We can convert it into an explicit MDP as follows. Each state has a label that relates to the coordinates of the tile.

In [6]:
from stormvogel.show import show
from stormvogel.layout import Layout
sv_model = gymnasium_to_stormvogel(env)
vis = show(sv_model, layout=Layout("layouts/frozenlake.json"))

Output()

Output()

Now, let's do some model checking to calculate a strategy to solve the puzzle. We will tell the model checker to maximize the probability of getting to the target state (the present).

In [7]:
from stormvogel.model_checking import model_checking
target = get_target_state(env)
res = model_checking(sv_model, f'Pmax=? [F "target"]')
vis2 = show(sv_model, result=res, layout=Layout("layouts/frozenlake.json"))

Output()

Output()

Let's highlight the path to see what the scheduler is doing.

In [8]:
from stormvogel.simulator import simulate_path
path = simulate_path(sv_model, scheduler=res.scheduler, steps=20)
#vis2.highlight_path(path, color="orange")

Alternatively, we can show what our scheduler does in the frozen lake environment itself.

In [11]:
from stormvogel.extensions.gym_grid import *
embed_video(create_video_scheduler(sv_model, env, "./video", res.scheduler))

We can also define a function to act as the scheduler.

In [12]:
def my_scheduler(s: stormvogel.model.State):
    # "←" "↓" "→" "↑"
    return stormvogel.model.Action.create("→")

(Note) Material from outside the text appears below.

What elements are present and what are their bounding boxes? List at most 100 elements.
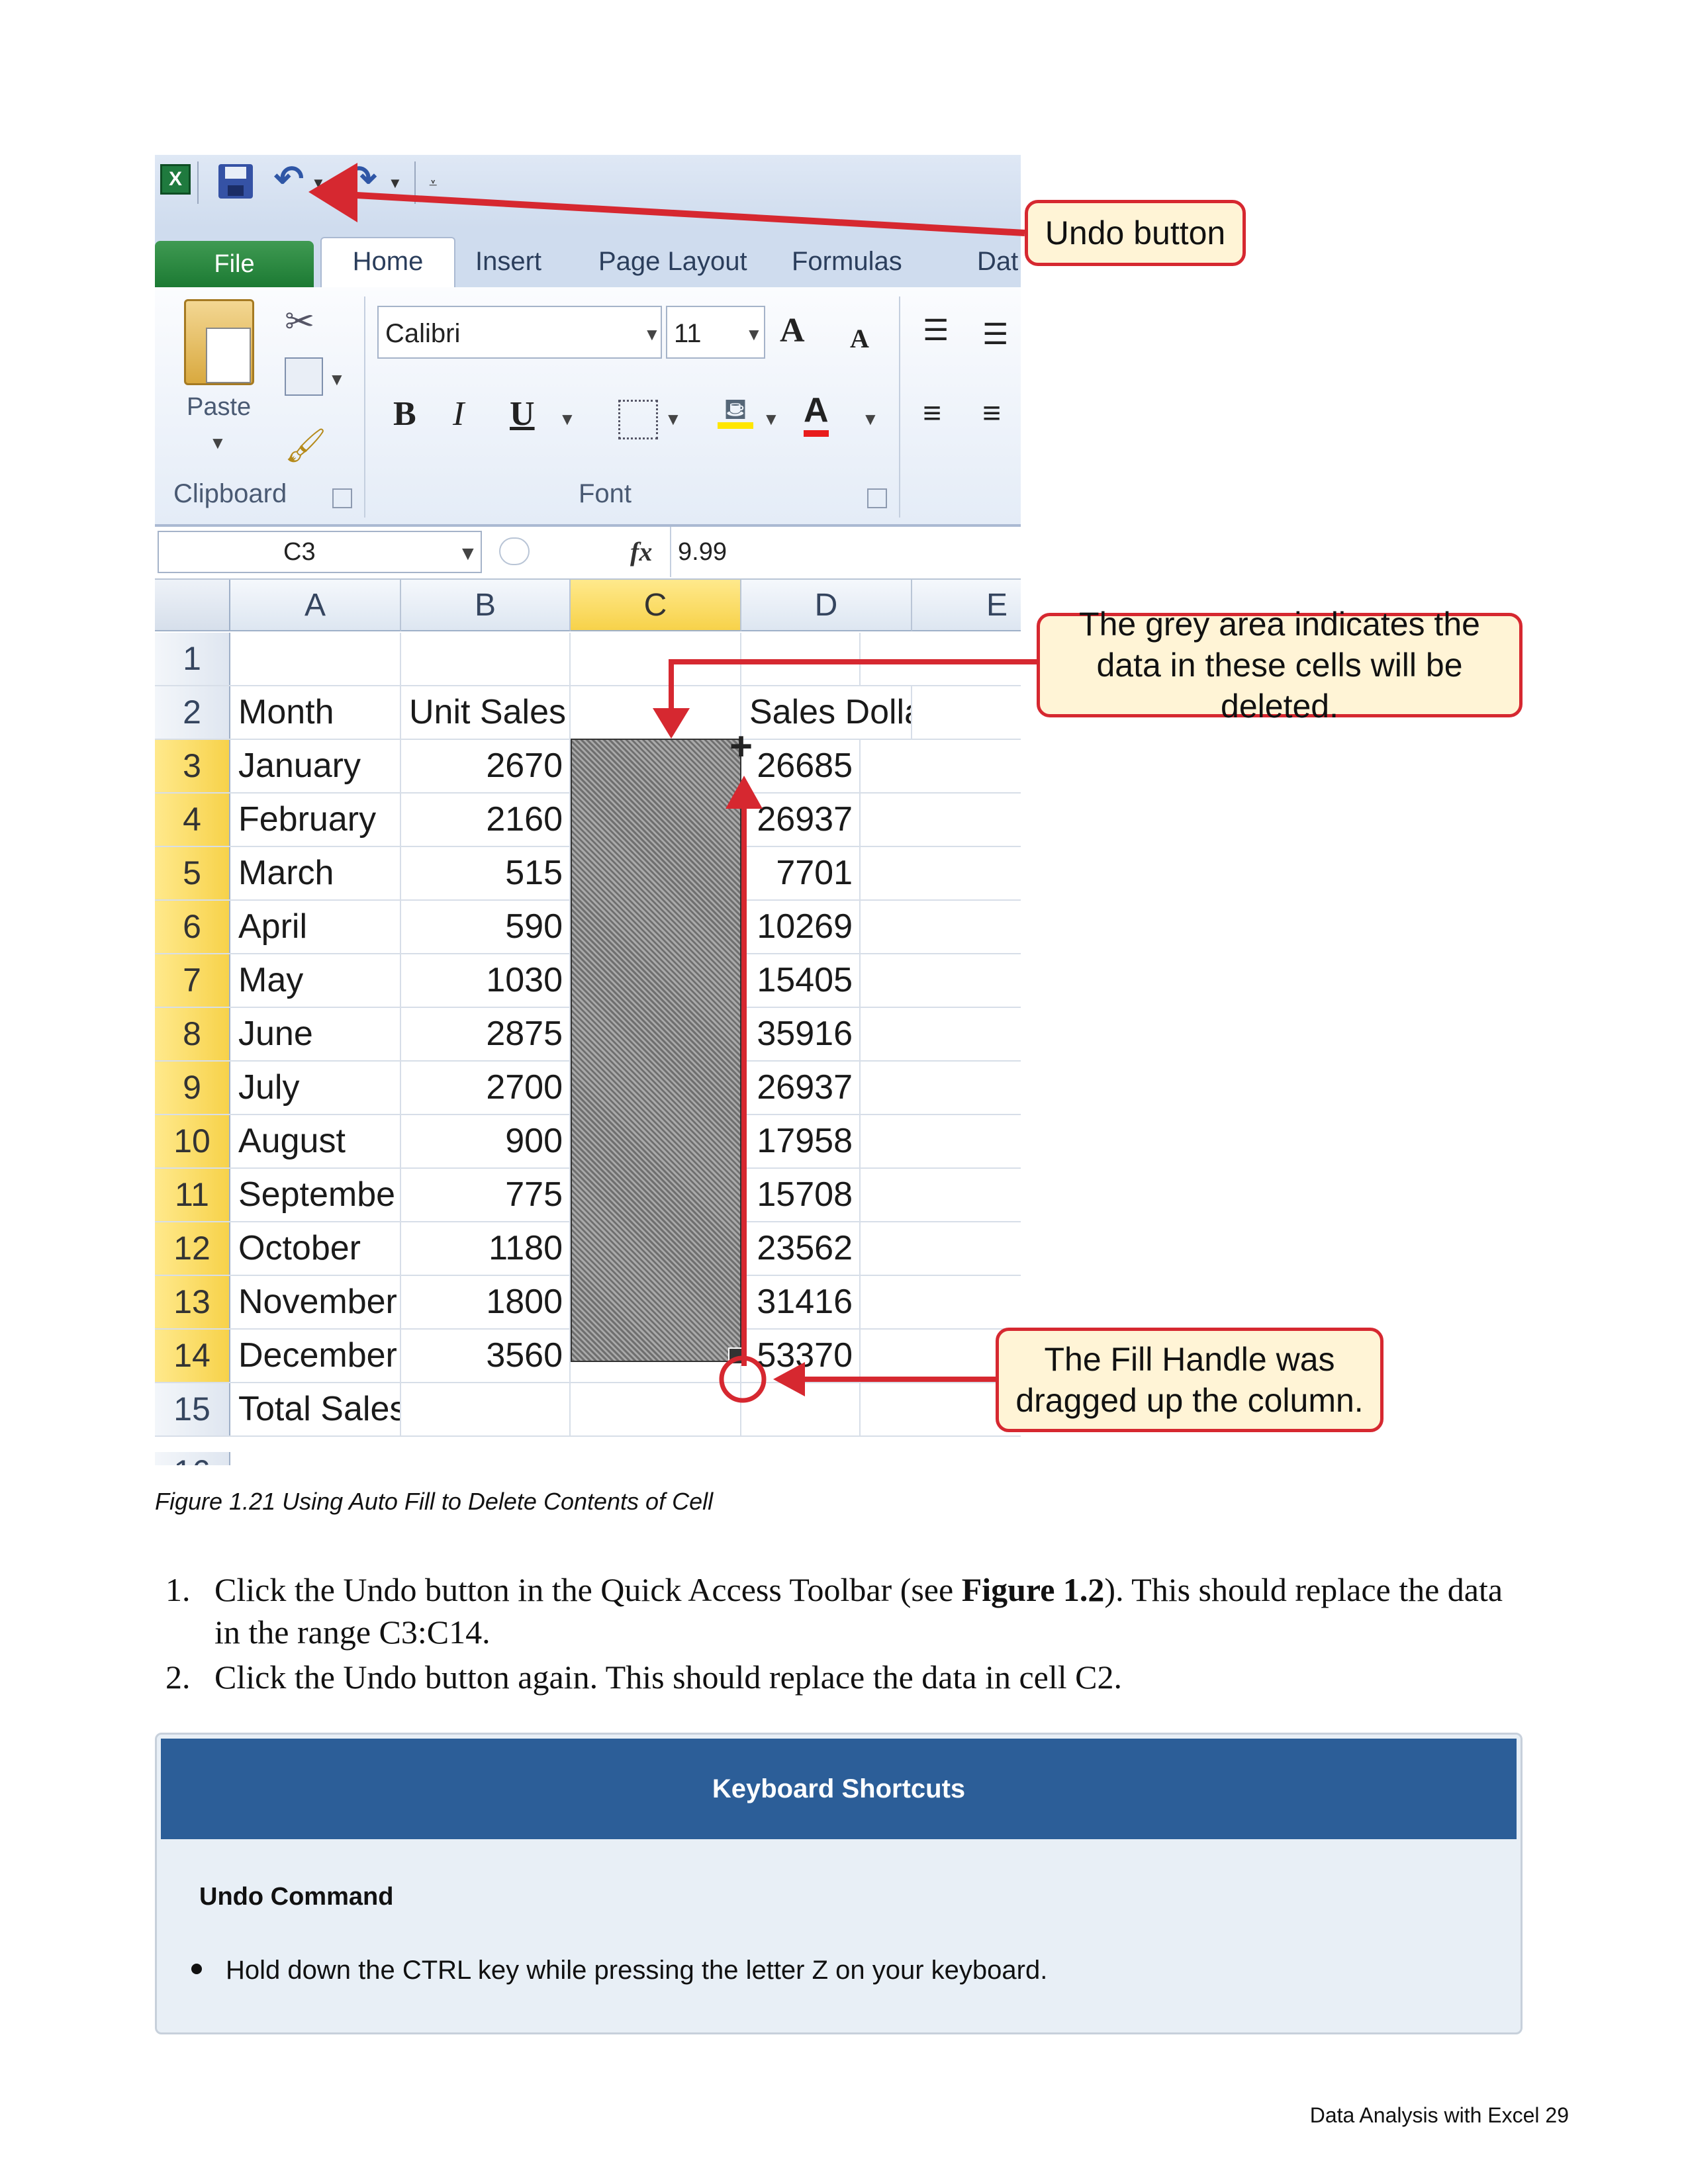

embed_video(create_video_scheduler(sv_model, env, "./video", my_scheduler))

## CliffWalking
CliffWalking is a slightly more boring version of FrozenLake. You can apply the same principles that we just applied to FrozenLake.

In [13]:
import gymnasium as gym
from stormvogel.extensions.gym_grid import *

env = gym.make("CliffWalking-v0", render_mode="rgb_array")
#embed_video(create_video(env, "./video", None))

In [14]:
from stormvogel.show import show
from stormvogel.layout import Layout

sv_model = gymnasium_to_stormvogel(env)
vis = show(sv_model, layout=Layout("layouts/cliffwalking.json"))

Output()

Output()

In [15]:
from stormvogel.model_checking import model_checking
target = get_target_state(env)
res = model_checking(sv_model, f'Pmax=? [F "target"]')
embed_video(create_video_scheduler(sv_model, env, "./video", res.scheduler))

## Taxi
In the Taxi scenario, a taxi has to pick up passengers and transport them to the hotel.

In [24]:
import gymnasium as gym
from stormvogel.extensions.gym_grid import *

env = gym.make("Taxi-v3", render_mode="rgb_array")  # Set `is_slippery=True` for stochastic behavior
initial_state, _ = env.reset()
print(initial_state)

168


For the Taxi scenario, the initial state is randomly chosen. It is important that it is the same for the stormvogel model and the video.

In [25]:
sv_model = gymnasium_to_stormvogel(env, initial_state=initial_state)
# This model is so big that it is better not to display it.
sv_model.summary()

'ModelType.MDP model with name None, 126 states, 6 actions, and 252 distinct labels.'

In [26]:
from stormvogel.model_checking import model_checking

target = get_target_state(env)
res = model_checking(sv_model, f'Rmax=? [S]')
embed_video(create_video_scheduler(sv_model, env, "./video", res.scheduler, limit=20, initial_state=initial_state))